‘Hypocrisy thy name is Maga’: Abortion opponent Blackburn ridiculed for tweet on women’s freedom in Iran

  • Oops!
    Something went wrong.
    Please try again later.

Tennessee Senator Marsha Blackburn, an anti-abortion rights Republican who once called the Supreme Court decision that legalised a right to birth control “constitutionally unsound”, was ridiculed online for voicing her support for Iranian women protesting for freedom.

The GOP senator took to Twitter to share a message of seeming allyship with the Iranian women who have been pouring onto city streets across the world to protest the death of Mahsa Amini, a 22-year-old woman who was detained by the country’s morality police for allegedly having some hair visible under her headscarf.

Since the 13 September incident that triggered the mass protests, which saw some women in the streets of Tehran take to burning headscarves and cutting their own hair in an act of defiance against the Islamic Republic’s restrictions on social freedoms, various politicians from outside of the Middle Eastern country have begun voicing their support for the people living under the restrictive regime.

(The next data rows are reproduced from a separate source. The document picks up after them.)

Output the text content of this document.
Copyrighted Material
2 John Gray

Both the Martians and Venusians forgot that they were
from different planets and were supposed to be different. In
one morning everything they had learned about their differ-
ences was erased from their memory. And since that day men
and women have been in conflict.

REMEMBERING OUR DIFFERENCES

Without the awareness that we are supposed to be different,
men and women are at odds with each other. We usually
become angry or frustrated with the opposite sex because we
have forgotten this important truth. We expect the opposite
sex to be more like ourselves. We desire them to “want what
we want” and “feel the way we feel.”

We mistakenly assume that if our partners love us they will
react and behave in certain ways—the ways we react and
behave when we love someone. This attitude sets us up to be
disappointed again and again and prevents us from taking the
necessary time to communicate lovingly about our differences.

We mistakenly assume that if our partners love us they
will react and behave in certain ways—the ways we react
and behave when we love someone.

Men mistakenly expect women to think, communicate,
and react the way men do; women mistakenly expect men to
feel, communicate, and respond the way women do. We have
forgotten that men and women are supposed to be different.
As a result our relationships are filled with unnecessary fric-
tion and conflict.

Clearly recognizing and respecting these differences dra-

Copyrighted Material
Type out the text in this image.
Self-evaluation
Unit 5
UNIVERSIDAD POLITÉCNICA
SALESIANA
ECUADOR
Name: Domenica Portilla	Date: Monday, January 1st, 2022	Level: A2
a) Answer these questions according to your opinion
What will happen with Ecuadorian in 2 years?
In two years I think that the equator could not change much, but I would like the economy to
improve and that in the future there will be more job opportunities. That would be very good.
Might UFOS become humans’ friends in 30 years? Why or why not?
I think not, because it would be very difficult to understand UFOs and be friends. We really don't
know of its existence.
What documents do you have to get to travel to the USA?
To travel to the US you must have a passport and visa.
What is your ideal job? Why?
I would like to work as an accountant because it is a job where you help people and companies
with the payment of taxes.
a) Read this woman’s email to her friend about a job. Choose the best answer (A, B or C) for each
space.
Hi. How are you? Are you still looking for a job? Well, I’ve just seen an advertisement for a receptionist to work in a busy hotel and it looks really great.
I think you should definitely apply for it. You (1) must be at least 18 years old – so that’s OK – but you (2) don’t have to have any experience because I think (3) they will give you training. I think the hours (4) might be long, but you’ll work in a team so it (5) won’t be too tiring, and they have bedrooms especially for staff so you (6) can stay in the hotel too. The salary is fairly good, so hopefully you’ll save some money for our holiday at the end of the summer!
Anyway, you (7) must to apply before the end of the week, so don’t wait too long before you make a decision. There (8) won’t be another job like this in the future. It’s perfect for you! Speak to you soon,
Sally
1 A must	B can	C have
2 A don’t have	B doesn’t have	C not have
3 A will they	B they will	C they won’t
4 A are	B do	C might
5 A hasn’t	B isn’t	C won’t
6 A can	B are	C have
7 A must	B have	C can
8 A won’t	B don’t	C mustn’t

Just last week, US President Joe Biden waded into the unrest by hailing the protestors as “brave citizens”, while Secretary of State Anthony Blinken called for the Iranian government to “end its systemic persecution of women and allow peaceful protest”, shortly after the Treasury Department unveiled new targeted sanctions against members of the so-called morality police.

Though the reception for other US politicians throwing their weight behind the Iranian women risking their lives for what Mr Biden earlier described as “basic rights” was received positively, Ms Blackburn’s remarks were decidedly not.

“But should not have a say about what happens to their body or what’s inside of their body like in the United States, right Senator?” tweeted Young Democrats of America in response to her earlier tweet.

Another user twisted the senator’s own words with a more domestic argument by stating: “Women in Tennessee should be able to access adequate healthcare without the fear of being jailed.”

The irony of Ms Blackburn’s remarks became more cutting when some pointed out how the Tennessee Republican had only recently floated the idea that the Department of Justice should use a little-used law enacted during the Red Scare of the 1950s to punish Americans who protest outside the homes of Supreme Court justices.

Shortly after a draft opinion from the Supreme Court was leaked in the springtime that showed the justices intended to overrule the landmark 1973 case which legalised abortion across the US, numerous protests erupted across cities, with some of them spilling onto the doorsteps of justices.

In an interview on Newsmax, the GOP senator said: “They should haul all of these people down to the police headquarters. They should book them for violating a federal statute,” while accusing the protesters of trying to “change the outcome of a Supreme Court decision” by “force or intimidation”.

Online, one Twitter user reshared an Independent article that discussed the senator’s remarks during the uprising from abortion rights activists who spilled onto the streets after learning of the draft opinion that would later reverse Roe v Wade.

“Marsha Blackburn cares NOTHING ABOUT THE RIGHTS OF WOMEN,” said one user while sharing an article titled: “Senator Marsha Blackburn says Justice Department should arrest pro-choice protesters”.

That law that Ms Blackburn had referenced during her interview on Newsmax was part of the McCarthyism-era Internal Security Act, a majority of which has since been repealed decades ago or been deemed unconstitutional.